Video Game Nation: The Drone Wars

The United States is sending a troop of Reaper drones to Iraq.

The General Atomics MQ-9 Reaper can be controlled via satellite link thousands of miles away from operational areas. The planes are launched locally, in this case Iraq and Afghanistan, but can be controlled by a pilot and sensor operator sitting at computer consoles in a ground station, or they can be “handed off” via satellite signals to pilots and sensor operators in Nevada’s Creech Air Force Base or elsewhere.
The Preadator works “better” than a real pilot.

What’s not to like about the sneaky and efficient drone, a robotic aircraft controlled from afar that can put the hurt on enemies while assuring that none of us good guys die in the process? The radio-controlled warplanes have come a long way since those first Predator surveillance drones, and now the more-powerful Reaper hunter-killer is six times heavier and holds as many missiles and bombs as the mighty F-16 fighter.
The thing never has to pee, either, and can easily pull an all-nighter, loitering around a target for 24 hours until it’s time to pounce

At five tons gross weight, the Reaper is four times heavier than the Predator. Its size – 36 feet long, with a 66-foot wingspan – is comparable to the profile of the Air Force’s workhorse A-10 attack plane. It can fly twice as fast and twice as high – 25,000ft compared to 50,000ft – as the Predator.

According to the Air Force, the MQ-9 Reaper will employ sensors to find, fix, track and target critical emerging time sensitive targets. The Air Force is developing the ability to operate multiple aircraft from a single ground station, in effect, multiplying the overall combat effectiveness over the battlefield.

This thing has the firepower of an F-16, can stay up for 24 hours and can be controlled from the comfort and safety of a nice cozy airforce base, preferably close to home. All the pilots have to do is view a bunch of video images. All the lessons learned while playing video games can be usefully employed hunting the “enemy”.

But, what is going on during the pilots head while controlling the aircraft. There is no personal risk involved except losing an aircraft worth 69 million dollars (for a set of four, plus ground equipment). The rules of engagement would be just that – rules. Instead of seeing people, and families the pilot will see video images.

Video images like countless images before in countless games and simulations before. The reality of destroying lives is lost in the unreal haze of virtual killing . People will argue that the pilot will realize that he is engaging real people and not simply computer generated images. Maybe, somewhere in the back of his head something will remember that the “enemy” he has engaged is living and breathing. But, I don’t think that will be the thought in his mind as the trigger is slowly pressed and another missile is fired, scoring more points.

It is not about the morality of killing in war. I do not support war. I think there are better, cheaper and more useful ways of solving the problem. However, if you are going to be doing the killing, you should know the real results of your actions. You should know the carnage, the blood, the utter devastation on both sides of the fighting. This is the real cost of war.

In video games and drone wars it is all about escaping reality. People tend to be disinhibited online

some people see their online life as a kind of game with rules and norms that don’t apply to everyday living (pers. comm., 2002).
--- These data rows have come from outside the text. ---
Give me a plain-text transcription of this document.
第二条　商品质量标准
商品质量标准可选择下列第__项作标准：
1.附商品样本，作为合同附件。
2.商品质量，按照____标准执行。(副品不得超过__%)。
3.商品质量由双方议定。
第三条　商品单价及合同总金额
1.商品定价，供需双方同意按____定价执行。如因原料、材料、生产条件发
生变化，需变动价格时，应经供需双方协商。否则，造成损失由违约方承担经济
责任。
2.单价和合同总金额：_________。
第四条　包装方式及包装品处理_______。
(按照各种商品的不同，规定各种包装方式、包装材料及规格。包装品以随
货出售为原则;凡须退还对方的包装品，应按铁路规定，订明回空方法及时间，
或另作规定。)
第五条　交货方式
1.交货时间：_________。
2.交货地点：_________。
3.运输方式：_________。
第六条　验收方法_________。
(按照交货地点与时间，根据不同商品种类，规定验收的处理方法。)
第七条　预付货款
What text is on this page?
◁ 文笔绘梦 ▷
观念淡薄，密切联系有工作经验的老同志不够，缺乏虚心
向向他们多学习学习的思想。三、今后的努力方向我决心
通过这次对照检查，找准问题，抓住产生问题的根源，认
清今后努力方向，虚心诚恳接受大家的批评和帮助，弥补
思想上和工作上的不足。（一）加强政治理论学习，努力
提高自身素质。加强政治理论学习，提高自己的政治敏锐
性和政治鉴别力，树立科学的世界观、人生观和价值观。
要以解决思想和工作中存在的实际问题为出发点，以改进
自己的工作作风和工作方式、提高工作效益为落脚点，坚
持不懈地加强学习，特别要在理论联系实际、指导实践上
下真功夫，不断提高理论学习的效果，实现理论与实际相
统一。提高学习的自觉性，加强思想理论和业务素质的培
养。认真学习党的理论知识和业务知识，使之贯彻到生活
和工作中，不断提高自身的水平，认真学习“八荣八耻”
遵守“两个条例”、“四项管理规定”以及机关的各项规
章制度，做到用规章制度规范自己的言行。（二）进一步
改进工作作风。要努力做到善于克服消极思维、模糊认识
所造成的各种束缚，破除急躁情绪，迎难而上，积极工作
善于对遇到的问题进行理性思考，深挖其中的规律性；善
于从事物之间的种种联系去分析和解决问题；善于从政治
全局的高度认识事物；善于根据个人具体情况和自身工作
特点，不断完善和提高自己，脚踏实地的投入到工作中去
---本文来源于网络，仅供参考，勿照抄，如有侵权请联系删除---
Once they turn off the computer and return to their daily routine, they believe they can leave that game and their game-identity behind. Why should they be held responsible for what happens in that make-believe play world that has nothing to do with reality? After all, it isn’t that different than blasting away at your pals in a shoot-em up video game… or so some people might think, perhaps unconsciously.

The rules of real life can be suspended for the video game life. The army also likes future recruits who have experience with this schizophrenic split. The army is using video games to train its future recruits.

Video games act as primers.

Priming is also an experimental technique by which a stimulus is used to sensitize the subject to a later presentation of the same or similar stimulus. For example, when a subject reads a list of words including the word table, and is later asked to complete a word that starts with tab, the list “primes” the subject to answer table, meaning that the probability that the “primed” subject answers table is higher than for non-“primed” subjects.

By allowing certain norms in video games, like the blowing up of enemies without thought or consequence, these thoughts would be carried through in similar situations. There is not a huge mental leap from going from the television and the xbox and into the controls of a Predator. The more disassociated we get from our actions the easier it will be to perform cruel and criminal acts.

Disassociation is the first rule of war. Always degrade the enemy as being something other than human. In Rawanda the Tutsis were called “cockroaches”, Jews were accused of eating babies, muslims are called “ragheads”.

With multi-million dollar equipment the disassociation can be taken further from people to pixels. Currently in Iraq there is serious discontent amongst the troops. Soldiers are wondering why they are participating in state sponsored terrorism. How much easier would a soldier’s job be if he could go home to a warm meal after a hard day at the battlefield.